Marooned in Paradise: Where Did the Rum Go?
Patrick Watkins ended up as the first resident of the Galápagos by accident and completely unwillingly. Watkins, an Irishman on a British ship, found himself marooned by his shipmates on Floreana in 1807—a story lost to history.
Watkins fended for himself by growing a garden and making friends with passing whalers. He eventually set up an exchange program in which he traded vegetables for rum (island survivor priorities).
Wiley Watkins, however, soon found Floreana too confining, and stole aboard and seized the whaling ship, the Black Prince, while the crew were herding up tortoises on shore. Watkins set sale with five sailors he had commandeered as “slaves,” though peculiarly(ish), Watkins alone was alive when the Black Prince landed in Guayaquil.
FUN FACT: Watkins, and his tale of subterfuge and drunken island hermitage, was the inspiration for the chapter “Hood’s Isle and the Hermit Oberlus” in Herman Melville’s Las Encantadas.
Who Let the Goats Out?
When the War of 1812 was going on, American Captain Porter, commanding the USS Essex, found his way to the Galápagos in 1813 to halt British privateers. Porter not only flushed his fleet by capturing British whalers, but he started using the mail housed in the post office barrel in Post Office Bay to gain intelligence about the nearby British fleet.

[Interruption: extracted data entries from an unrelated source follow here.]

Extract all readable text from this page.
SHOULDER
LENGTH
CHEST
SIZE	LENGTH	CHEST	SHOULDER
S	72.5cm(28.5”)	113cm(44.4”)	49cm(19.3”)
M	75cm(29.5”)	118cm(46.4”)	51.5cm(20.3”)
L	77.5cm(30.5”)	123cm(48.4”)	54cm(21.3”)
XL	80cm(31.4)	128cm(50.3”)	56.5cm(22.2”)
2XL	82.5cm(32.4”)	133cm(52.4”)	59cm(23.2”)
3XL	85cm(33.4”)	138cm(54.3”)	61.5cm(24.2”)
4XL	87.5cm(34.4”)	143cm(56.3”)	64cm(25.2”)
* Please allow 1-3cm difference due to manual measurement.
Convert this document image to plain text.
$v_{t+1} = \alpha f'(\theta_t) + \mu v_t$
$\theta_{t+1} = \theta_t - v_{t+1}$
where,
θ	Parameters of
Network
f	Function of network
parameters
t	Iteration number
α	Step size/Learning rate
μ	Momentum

Porter’s action-filled presence in the Galápagos Islands accomplished several things: whaling operations shifted to an American endeavor over a British one; Herman Melville found inspiration for his seminal work Moby Dick, in which another Essex found its fate entangled with a sperm whale; Porter began to account for the different species of tortoises across the islands; and Porter introduced goats to Santiago Island.
Of all of Porter’s legacies, it’s his introduction of goats into the Galápagos that has had the most impact, as the invasive species went on to devastate many endemic Galápagos species.
Joining Up with Ecuador
No longer islands bereft at sea, Galápagos found itself annexed by Ecuador from Spain in 1832. The transfer also shifted their name to Archipiélago del Ecuador.
The Galápagos’ annexation brought in a wave of colonization attempts, the first of which was sponsored by Ecuadorian General José Villamil. The settlers—mostly political prisoners, convicts, and other societal outcasts—largely brought in invasive species while simultaneously eating all Galápagos tortoises in sight.
The Galápagos Islands were later renamed Archipiélago de Colón in 1892, though the name has never quite stuck.